I’m the woman that was never shy of a camera, I was that woman that was such a woman’s woman, I’m that woman that would get a taxi fare free thanks to a cheeky smile and a few compliments. I’m that woman that now struggles to look at herself. I think more than anything I just want someone to talk to. My friends try their best but are busy, plus I don’t want to overwhelm them, what happened to me isn’t some usual boy problem they can talk me up from and boost my confidence about. This is a whole other game. I think that horrible feeling of being alone is what brings me to these posts. My friends are busy, my dad is a man; I can’t exactly confide as much as I’d like to for obvious reasons, and strangers, I guess I just don’t have it in me to let all of this out to one stranger in particular *cue blog posts*. At the same time I’m a hypocrite, I’d love to be able to discuss this with someone, tell them all the things really going on with me, all my real thoughts and feelings, but at the same time I don’t want to. I want to talk about normal things, why should my life be the centre of attention? Tell me about your day? How was your holiday? How was your shift? How was the birthday party? Tell me the good and bad in your life, because I’ve had just enough thinking about mine.

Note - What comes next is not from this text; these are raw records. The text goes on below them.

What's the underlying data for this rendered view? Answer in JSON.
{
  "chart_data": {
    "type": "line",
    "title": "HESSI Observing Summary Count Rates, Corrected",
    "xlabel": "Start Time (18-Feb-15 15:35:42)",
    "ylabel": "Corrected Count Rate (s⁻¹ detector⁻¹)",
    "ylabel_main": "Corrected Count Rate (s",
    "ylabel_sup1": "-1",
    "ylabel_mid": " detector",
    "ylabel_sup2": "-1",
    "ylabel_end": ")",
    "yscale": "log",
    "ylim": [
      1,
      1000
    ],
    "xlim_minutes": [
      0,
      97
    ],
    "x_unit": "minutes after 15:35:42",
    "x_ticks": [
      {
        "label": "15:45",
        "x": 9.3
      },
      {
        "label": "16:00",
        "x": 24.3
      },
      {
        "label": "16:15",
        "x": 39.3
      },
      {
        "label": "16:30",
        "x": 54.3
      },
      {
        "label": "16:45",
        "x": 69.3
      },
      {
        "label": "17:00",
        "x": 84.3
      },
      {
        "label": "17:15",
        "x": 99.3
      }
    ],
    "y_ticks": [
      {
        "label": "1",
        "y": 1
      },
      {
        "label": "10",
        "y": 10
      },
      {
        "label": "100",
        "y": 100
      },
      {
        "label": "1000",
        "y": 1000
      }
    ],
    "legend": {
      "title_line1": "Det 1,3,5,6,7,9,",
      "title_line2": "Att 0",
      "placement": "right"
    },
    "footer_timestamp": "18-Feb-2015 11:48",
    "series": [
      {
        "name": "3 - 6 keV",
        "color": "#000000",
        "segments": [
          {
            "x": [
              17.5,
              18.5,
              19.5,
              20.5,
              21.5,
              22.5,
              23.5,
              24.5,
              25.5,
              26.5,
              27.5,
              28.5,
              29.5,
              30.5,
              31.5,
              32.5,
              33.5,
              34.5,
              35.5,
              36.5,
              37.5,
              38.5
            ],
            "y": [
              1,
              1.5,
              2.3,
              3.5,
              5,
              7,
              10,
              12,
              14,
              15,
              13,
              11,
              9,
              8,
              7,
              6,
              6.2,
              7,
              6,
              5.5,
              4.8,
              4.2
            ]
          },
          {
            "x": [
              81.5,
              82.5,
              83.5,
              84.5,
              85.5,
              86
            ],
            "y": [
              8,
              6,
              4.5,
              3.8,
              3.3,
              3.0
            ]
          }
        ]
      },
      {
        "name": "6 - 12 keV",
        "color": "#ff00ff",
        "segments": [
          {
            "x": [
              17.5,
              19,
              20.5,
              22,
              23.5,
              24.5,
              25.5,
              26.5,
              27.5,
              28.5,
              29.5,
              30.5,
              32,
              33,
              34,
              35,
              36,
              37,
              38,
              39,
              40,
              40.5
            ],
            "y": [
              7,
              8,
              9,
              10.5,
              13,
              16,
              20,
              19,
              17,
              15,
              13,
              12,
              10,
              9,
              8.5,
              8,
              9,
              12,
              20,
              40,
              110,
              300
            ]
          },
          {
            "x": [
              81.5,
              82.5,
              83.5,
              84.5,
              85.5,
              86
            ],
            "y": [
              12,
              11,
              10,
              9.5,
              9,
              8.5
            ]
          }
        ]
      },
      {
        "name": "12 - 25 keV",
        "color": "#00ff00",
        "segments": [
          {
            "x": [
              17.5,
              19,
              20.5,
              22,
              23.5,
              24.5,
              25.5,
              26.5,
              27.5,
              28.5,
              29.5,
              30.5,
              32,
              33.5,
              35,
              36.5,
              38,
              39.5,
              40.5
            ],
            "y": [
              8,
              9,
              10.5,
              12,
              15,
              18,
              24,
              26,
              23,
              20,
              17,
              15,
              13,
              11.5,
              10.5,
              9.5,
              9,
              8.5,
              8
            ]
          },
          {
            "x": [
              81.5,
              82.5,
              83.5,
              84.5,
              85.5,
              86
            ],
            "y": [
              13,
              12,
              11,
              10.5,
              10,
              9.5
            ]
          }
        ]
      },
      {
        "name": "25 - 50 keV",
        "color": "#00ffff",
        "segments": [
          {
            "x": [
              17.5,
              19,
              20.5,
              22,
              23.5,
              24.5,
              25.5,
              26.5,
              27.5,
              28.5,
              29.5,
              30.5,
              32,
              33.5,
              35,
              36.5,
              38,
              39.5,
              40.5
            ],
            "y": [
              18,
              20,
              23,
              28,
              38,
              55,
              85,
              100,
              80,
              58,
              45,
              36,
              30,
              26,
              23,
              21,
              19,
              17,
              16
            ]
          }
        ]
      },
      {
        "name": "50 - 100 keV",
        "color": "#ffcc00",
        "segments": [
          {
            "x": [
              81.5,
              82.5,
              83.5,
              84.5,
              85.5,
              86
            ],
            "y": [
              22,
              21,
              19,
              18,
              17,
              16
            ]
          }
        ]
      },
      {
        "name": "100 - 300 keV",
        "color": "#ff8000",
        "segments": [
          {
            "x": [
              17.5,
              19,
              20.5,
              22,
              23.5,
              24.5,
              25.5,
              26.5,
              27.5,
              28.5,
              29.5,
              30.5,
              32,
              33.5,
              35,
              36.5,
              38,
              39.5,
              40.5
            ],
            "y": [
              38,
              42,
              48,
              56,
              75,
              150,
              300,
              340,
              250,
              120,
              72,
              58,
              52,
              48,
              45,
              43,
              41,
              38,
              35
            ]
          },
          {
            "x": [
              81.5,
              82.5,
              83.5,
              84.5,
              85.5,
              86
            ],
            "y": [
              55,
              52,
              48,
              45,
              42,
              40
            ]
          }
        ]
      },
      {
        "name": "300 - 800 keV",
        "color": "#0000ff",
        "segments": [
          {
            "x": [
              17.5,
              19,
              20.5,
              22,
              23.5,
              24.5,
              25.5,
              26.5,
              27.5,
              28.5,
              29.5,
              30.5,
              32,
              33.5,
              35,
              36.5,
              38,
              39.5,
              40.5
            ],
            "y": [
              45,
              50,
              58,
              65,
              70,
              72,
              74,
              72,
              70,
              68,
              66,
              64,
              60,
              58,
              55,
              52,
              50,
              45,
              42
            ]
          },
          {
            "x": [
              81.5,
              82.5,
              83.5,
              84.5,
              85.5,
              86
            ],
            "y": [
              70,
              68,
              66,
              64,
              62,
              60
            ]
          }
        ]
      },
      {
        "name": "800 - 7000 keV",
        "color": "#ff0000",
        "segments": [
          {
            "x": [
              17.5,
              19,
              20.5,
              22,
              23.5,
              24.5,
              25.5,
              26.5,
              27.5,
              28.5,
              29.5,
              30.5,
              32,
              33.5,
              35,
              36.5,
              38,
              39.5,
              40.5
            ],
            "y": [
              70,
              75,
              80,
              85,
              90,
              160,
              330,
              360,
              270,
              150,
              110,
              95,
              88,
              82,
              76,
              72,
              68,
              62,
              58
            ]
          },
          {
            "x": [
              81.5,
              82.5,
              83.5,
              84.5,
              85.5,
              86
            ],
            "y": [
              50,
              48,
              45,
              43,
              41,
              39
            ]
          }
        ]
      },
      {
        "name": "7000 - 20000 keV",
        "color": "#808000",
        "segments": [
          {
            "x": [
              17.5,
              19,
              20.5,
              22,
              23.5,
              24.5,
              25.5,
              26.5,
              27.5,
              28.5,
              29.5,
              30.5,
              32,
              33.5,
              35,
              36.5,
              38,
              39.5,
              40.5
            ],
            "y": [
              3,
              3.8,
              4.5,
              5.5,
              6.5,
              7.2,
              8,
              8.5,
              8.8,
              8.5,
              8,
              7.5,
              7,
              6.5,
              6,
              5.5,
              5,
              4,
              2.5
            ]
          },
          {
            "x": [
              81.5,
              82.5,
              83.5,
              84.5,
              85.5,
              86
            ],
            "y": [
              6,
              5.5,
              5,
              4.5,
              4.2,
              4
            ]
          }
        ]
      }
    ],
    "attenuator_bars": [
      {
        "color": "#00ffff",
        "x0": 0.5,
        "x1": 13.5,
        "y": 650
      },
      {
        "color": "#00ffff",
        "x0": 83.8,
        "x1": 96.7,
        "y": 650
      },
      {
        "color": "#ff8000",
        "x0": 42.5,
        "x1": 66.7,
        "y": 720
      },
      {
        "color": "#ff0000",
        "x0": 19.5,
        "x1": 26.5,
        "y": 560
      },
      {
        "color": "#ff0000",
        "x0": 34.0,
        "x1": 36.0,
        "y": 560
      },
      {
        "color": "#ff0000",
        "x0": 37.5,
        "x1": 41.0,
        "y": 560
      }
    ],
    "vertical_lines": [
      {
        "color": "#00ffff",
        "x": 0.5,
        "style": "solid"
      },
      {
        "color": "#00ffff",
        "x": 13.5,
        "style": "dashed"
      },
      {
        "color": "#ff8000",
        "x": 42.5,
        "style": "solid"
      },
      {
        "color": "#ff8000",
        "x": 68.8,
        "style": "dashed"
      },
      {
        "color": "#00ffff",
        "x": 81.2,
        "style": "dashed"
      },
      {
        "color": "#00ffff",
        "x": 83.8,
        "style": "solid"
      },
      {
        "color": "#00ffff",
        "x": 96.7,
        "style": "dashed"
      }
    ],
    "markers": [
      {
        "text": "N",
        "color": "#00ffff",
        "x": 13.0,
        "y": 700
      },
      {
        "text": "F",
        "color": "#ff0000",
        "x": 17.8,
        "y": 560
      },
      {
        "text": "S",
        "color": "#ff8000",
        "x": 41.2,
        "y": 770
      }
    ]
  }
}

If your bath times brought back horrible memories you still have nightmares over, or meant you had to brutally face the new you, you tell me how keen you would be. If this is my face, body and skin forever then I don’t want it. You can’t take it because this wasn’t mine, it isn’t mine and I can’t accept this for anything that is is, wrong.
I told you, these posts are raw, no euphemisms here. Of course there are positives, I intend on writing a post on all the positive progress soon. But all the positivity for the future still won’t erase the way I feel when I look at my scars now.
But don’t get it twisted, I’ll be back on top form soon, the world is still mine for the taking. Same as for any woman. Regardless of what comes your way, we pick up the pieces and keep it moving until the sunny day we hope for arrives.